Eudora housing starts slow as lots become scarce

photo by: Elvyn Jones

Houses in various stages of construction line a street in the Shadow Ridge subdivision in Eudora on Saturday, June 29, 2019.

The city of Eudora has had just six housing starts thus far in 2019, despite city officials regularly fielding calls from individuals interested in building homes.

“The demand is there,” said Eudora City Manager Barack Matite. “Our planning department is getting calls from interested home builders all the time. We just don’t have the lots.”

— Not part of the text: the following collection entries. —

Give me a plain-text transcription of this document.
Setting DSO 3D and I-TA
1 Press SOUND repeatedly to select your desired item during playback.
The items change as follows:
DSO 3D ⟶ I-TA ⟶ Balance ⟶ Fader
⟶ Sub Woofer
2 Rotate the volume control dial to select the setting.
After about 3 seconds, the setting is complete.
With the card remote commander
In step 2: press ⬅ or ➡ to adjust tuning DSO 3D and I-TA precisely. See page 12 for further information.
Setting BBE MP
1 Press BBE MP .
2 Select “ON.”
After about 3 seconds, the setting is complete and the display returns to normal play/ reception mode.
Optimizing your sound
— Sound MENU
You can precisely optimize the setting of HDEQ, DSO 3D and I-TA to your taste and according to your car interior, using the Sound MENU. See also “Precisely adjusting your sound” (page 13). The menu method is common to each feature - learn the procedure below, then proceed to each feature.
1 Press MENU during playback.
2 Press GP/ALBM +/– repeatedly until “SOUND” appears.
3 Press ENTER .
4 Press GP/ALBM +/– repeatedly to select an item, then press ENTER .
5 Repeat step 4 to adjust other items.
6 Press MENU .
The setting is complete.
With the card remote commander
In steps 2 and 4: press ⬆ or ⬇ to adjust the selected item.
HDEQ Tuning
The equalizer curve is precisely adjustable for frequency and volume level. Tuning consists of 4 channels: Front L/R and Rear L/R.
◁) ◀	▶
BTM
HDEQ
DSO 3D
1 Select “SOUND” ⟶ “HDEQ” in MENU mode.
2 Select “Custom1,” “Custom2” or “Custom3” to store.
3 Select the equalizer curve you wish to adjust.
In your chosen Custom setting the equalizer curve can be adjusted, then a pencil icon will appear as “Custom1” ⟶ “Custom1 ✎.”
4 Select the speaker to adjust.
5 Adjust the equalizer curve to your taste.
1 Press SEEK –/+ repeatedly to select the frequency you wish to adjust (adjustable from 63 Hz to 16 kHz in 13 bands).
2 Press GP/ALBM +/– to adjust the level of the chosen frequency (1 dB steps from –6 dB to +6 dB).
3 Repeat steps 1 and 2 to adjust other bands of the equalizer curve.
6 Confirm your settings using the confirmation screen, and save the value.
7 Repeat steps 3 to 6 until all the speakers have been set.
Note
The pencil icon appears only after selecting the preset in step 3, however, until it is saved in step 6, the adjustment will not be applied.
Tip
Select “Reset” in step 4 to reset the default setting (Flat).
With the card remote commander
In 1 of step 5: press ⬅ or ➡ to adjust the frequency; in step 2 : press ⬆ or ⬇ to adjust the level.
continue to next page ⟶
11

This year’s new housing starts seem destined to fall far short of the 32 permits for new homes issued in Eudora in 2018 or the 21 in 2017, Matite said. Nearly all the new homes of the last two years were built in a phase of the Shadow Ridge subdivision south of Kansas Highway 10 and west of Church Street.

Developer Roger Johnson bought the platted but inactive subdivision phase two years ago and then put in the streets, sidewalks and other infrastructure needed to support development, Matite said. Now that phase is nearly built out, leaving Eudora temporarily with only a few available lots to build on.

“Nearly all the lots in Shadow Ridge have been bought or are being built on, and we have very limited opportunities for infill development in Eudora,” he said.

Johnson’s development group has indicated an intention to move on to the final phase of the Shadow Ridge subdivision, which would make about 50 additional home lots available once the necessary infrastructure is in place, Matite said.

Other subdivisions will have to be platted or become active if Eudora is to keep up its recent housing-start momentum once Shadow Ridge is built out. Matite said there was one 44-home platted subdivision south of K-10 and east of Church Street and lots of land in the area suited for residential development.

Eudora Mayor Tim Reazin said the completion of Shadow Ridge could spur developers by demonstrating the demand for homes in Eudora and reducing the risks involved in investing in infrastructure while in competition with an existing, successful subdivision.

“That’s the hope,” he said. “I think developers will see the success of Shadow Ridge and opportunities here in the community and develop some of the land nearby.”

The new home starts in 2018 contributed to an 8% increase in Eudora overall valuation, Matite said. That will have positive implications for taxpayers and the mill levy as he develops the city’s 2020 budget over the next few weeks, he said.